General · July 17, 2026
ADGM Academy: 10,779 Emiratis Trained in Finance Since 2019
ADGM Academy trained 2,244 UAE nationals in 2025, bringing its cumulative total to 10,779 Emiratis upskilled in financial services since 2019 across 250+ sessions.
What happened
ADGM Academy has published its 2025 Annual Report, revealing that 2,244 UAE nationals were trained through its national development programmes during the year. The milestone adds to a cumulative total of 10,779 Emiratis trained since the academy's national talent initiatives launched in 2019, with the number of training sessions delivered now exceeding 250.
The academy, which serves as the learning and professional-development arm of Abu Dhabi Global Market (ADGM), focuses on building specialist financial and knowledge-economy skills among Emirati talent. The 2025 figures represent a continued scaling of that mandate, reinforcing ADGM's broader positioning as a hub for financial services expertise in the region.
Why it matters
Workforce capability is a foundational — and frequently underestimated — driver of customer experience quality. In financial services, where trust, technical competence and personalised guidance define the client relationship, the calibre of frontline and specialist staff directly shapes how customers feel about an institution. A sustained national talent pipeline of this scale signals that Abu Dhabi's financial sector is investing in the human infrastructure needed to deliver more consistent, higher-quality service over the long term.
From a behavioural-economics perspective, there is also a confidence effect at play: customers interacting with demonstrably well-trained professionals are more likely to exhibit trust-based decision-making — reducing friction, increasing product uptake and deepening loyalty.
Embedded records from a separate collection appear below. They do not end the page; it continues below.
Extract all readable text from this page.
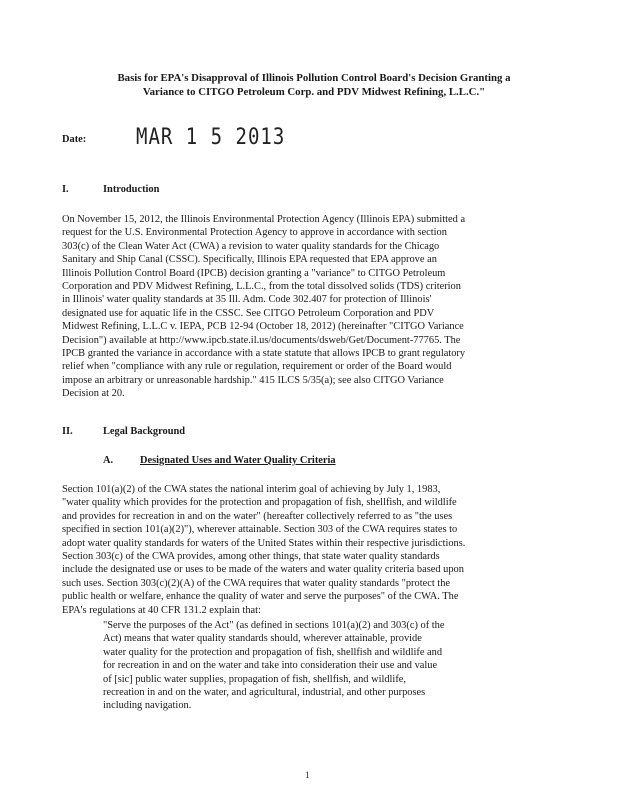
Basis for EPA's Disapproval of Illinois Pollution Control Board's Decision Granting a
Variance to CITGO Petroleum Corp. and PDV Midwest Refining, L.L.C."
Date:	MAR 1 5 2013
I.	Introduction
On November 15, 2012, the Illinois Environmental Protection Agency (Illinois EPA) submitted a
request for the U.S. Environmental Protection Agency to approve in accordance with section
303(c) of the Clean Water Act (CWA) a revision to water quality standards for the Chicago
Sanitary and Ship Canal (CSSC). Specifically, Illinois EPA requested that EPA approve an
Illinois Pollution Control Board (IPCB) decision granting a "variance" to CITGO Petroleum
Corporation and PDV Midwest Refining, L.L.C., from the total dissolved solids (TDS) criterion
in Illinois' water quality standards at 35 Ill. Adm. Code 302.407 for protection of Illinois'
designated use for aquatic life in the CSSC. See CITGO Petroleum Corporation and PDV
Midwest Refining, L.L.C v. IEPA, PCB 12-94 (October 18, 2012) (hereinafter "CITGO Variance
Decision") available at http://www.ipcb.state.il.us/documents/dsweb/Get/Document-77765. The
IPCB granted the variance in accordance with a state statute that allows IPCB to grant regulatory
relief when "compliance with any rule or regulation, requirement or order of the Board would
impose an arbitrary or unreasonable hardship." 415 ILCS 5/35(a); see also CITGO Variance
Decision at 20.
II.	Legal Background
A.	Designated Uses and Water Quality Criteria
Section 101(a)(2) of the CWA states the national interim goal of achieving by July 1, 1983,
"water quality which provides for the protection and propagation of fish, shellfish, and wildlife
and provides for recreation in and on the water" (hereafter collectively referred to as "the uses
specified in section 101(a)(2)"), wherever attainable. Section 303 of the CWA requires states to
adopt water quality standards for waters of the United States within their respective jurisdictions.
Section 303(c) of the CWA provides, among other things, that state water quality standards
include the designated use or uses to be made of the waters and water quality criteria based upon
such uses. Section 303(c)(2)(A) of the CWA requires that water quality standards "protect the
public health or welfare, enhance the quality of water and serve the purposes" of the CWA. The
EPA's regulations at 40 CFR 131.2 explain that:
"Serve the purposes of the Act" (as defined in sections 101(a)(2) and 303(c) of the
Act) means that water quality standards should, wherever attainable, provide
water quality for the protection and propagation of fish, shellfish and wildlife and
for recreation in and on the water and take into consideration their use and value
of [sic] public water supplies, propagation of fish, shellfish, and wildlife,
recreation in and on the water, and agricultural, industrial, and other purposes
including navigation.
1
Programmes that systematically upskill nationals rather than relying on ad hoc hiring create the institutional memory and cultural continuity that underpin genuinely differentiated service design.
By the numbers
- 2,244 UAE nationals trained by ADGM Academy in 2025 alone
- 10,779 cumulative Emiratis trained through national development programmes since 2019
- 250+ training sessions delivered in total across the programme's lifespan
- 2019 — the year ADGM Academy's national talent initiatives were first established
The Renascence take
Most commentary on talent programmes like this gravitates toward workforce nationalisation as a policy story. The more interesting read — and the one most relevant to CX leaders — is what structured, cumulative capability-building does to service consistency at scale. Ten thousand trained professionals do not merely fill roles; they shift the baseline of what customers can reasonably expect.
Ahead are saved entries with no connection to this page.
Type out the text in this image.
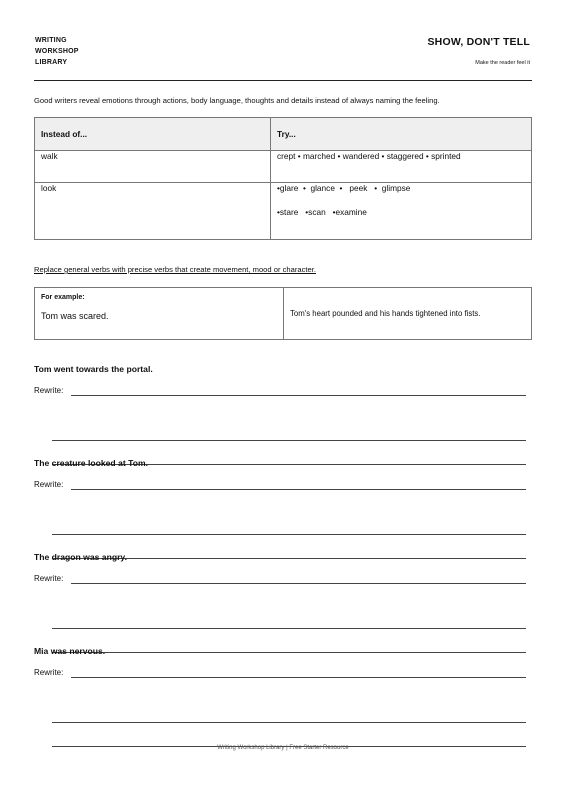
WRITING
WORKSHOP
LIBRARY
SHOW, DON'T TELL
Make the reader feel it
Good writers reveal emotions through actions, body language, thoughts and details instead of always naming the feeling.
Instead of...	Try...
walk	crept • marched • wandered • staggered • sprinted

look	•glare  •  glance  •   peek   •  glimpse
•stare   •scan   •examine
Replace general verbs with precise verbs that create movement, mood or character.
For example:
Tom was scared.	Tom's heart pounded and his hands tightened into fists.
Tom went towards the portal.
Rewrite:
The creature looked at Tom.
Rewrite:
The dragon was angry.
Rewrite:
Mia was nervous.
Rewrite:
Writing Workshop Library | Free Starter Resource
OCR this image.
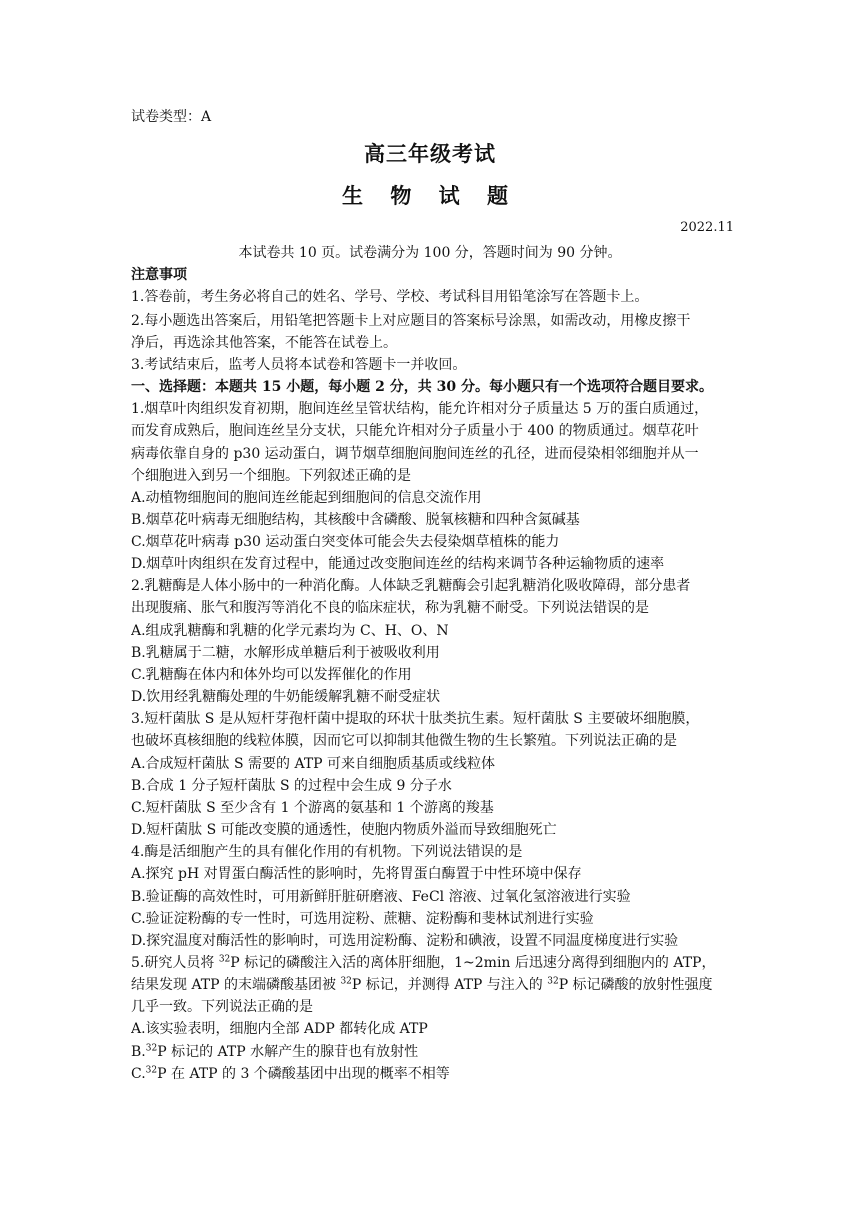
试卷类型：A
高三年级考试
生 物 试 题
2022.11
本试卷共 10 页。试卷满分为 100 分，答题时间为 90 分钟。
注意事项
1.答卷前，考生务必将自己的姓名、学号、学校、考试科目用铅笔涂写在答题卡上。
2.每小题选出答案后，用铅笔把答题卡上对应题目的答案标号涂黑，如需改动，用橡皮擦干
净后，再选涂其他答案，不能答在试卷上。
3.考试结束后，监考人员将本试卷和答题卡一并收回。
一、选择题：本题共 15 小题，每小题 2 分，共 30 分。每小题只有一个选项符合题目要求。
1.烟草叶肉组织发育初期，胞间连丝呈管状结构，能允许相对分子质量达 5 万的蛋白质通过，
而发育成熟后，胞间连丝呈分支状，只能允许相对分子质量小于 400 的物质通过。烟草花叶
病毒依靠自身的 p30 运动蛋白，调节烟草细胞间胞间连丝的孔径，进而侵染相邻细胞并从一
个细胞进入到另一个细胞。下列叙述正确的是
A.动植物细胞间的胞间连丝能起到细胞间的信息交流作用
B.烟草花叶病毒无细胞结构，其核酸中含磷酸、脱氧核糖和四种含氮碱基
C.烟草花叶病毒 p30 运动蛋白突变体可能会失去侵染烟草植株的能力
D.烟草叶肉组织在发育过程中，能通过改变胞间连丝的结构来调节各种运输物质的速率
2.乳糖酶是人体小肠中的一种消化酶。人体缺乏乳糖酶会引起乳糖消化吸收障碍，部分患者
出现腹痛、胀气和腹泻等消化不良的临床症状，称为乳糖不耐受。下列说法错误的是
A.组成乳糖酶和乳糖的化学元素均为 C、H、O、N
B.乳糖属于二糖，水解形成单糖后利于被吸收利用
C.乳糖酶在体内和体外均可以发挥催化的作用
D.饮用经乳糖酶处理的牛奶能缓解乳糖不耐受症状
3.短杆菌肽 S 是从短杆芽孢杆菌中提取的环状十肽类抗生素。短杆菌肽 S 主要破坏细胞膜，
也破坏真核细胞的线粒体膜，因而它可以抑制其他微生物的生长繁殖。下列说法正确的是
A.合成短杆菌肽 S 需要的 ATP 可来自细胞质基质或线粒体
B.合成 1 分子短杆菌肽 S 的过程中会生成 9 分子水
C.短杆菌肽 S 至少含有 1 个游离的氨基和 1 个游离的羧基
D.短杆菌肽 S 可能改变膜的通透性，使胞内物质外溢而导致细胞死亡
4.酶是活细胞产生的具有催化作用的有机物。下列说法错误的是
A.探究 pH 对胃蛋白酶活性的影响时，先将胃蛋白酶置于中性环境中保存
B.验证酶的高效性时，可用新鲜肝脏研磨液、FeCl 溶液、过氧化氢溶液进行实验
C.验证淀粉酶的专一性时，可选用淀粉、蔗糖、淀粉酶和斐林试剂进行实验
D.探究温度对酶活性的影响时，可选用淀粉酶、淀粉和碘液，设置不同温度梯度进行实验
5.研究人员将 $^{32}$P 标记的磷酸注入活的离体肝细胞，1~2min 后迅速分离得到细胞内的 ATP，
结果发现 ATP 的末端磷酸基团被 $^{32}$P 标记，并测得 ATP 与注入的 $^{32}$P 标记磷酸的放射性强度
几乎一致。下列说法正确的是
A.该实验表明，细胞内全部 ADP 都转化成 ATP
B.$^{32}$P 标记的 ATP 水解产生的腺苷也有放射性
C.$^{32}$P 在 ATP 的 3 个磷酸基团中出现的概率不相等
The real CX dividend of a programme like ADGM Academy's is not the headline number — it is the compounding effect of institutional knowledge that stays in the system year after year. Most financial institutions treat training as a cost to be minimised; the smarter frame is that it is the primary mechanism for reducing service variance, which is the single biggest driver of customer dissatisfaction. Customer-obsessed operators in the Gulf should be asking not just how many people they train, but whether their programmes are designed to build judgment and empathy alongside technical skill — because that combination is what turns a competent employee into a genuinely memorable service moment.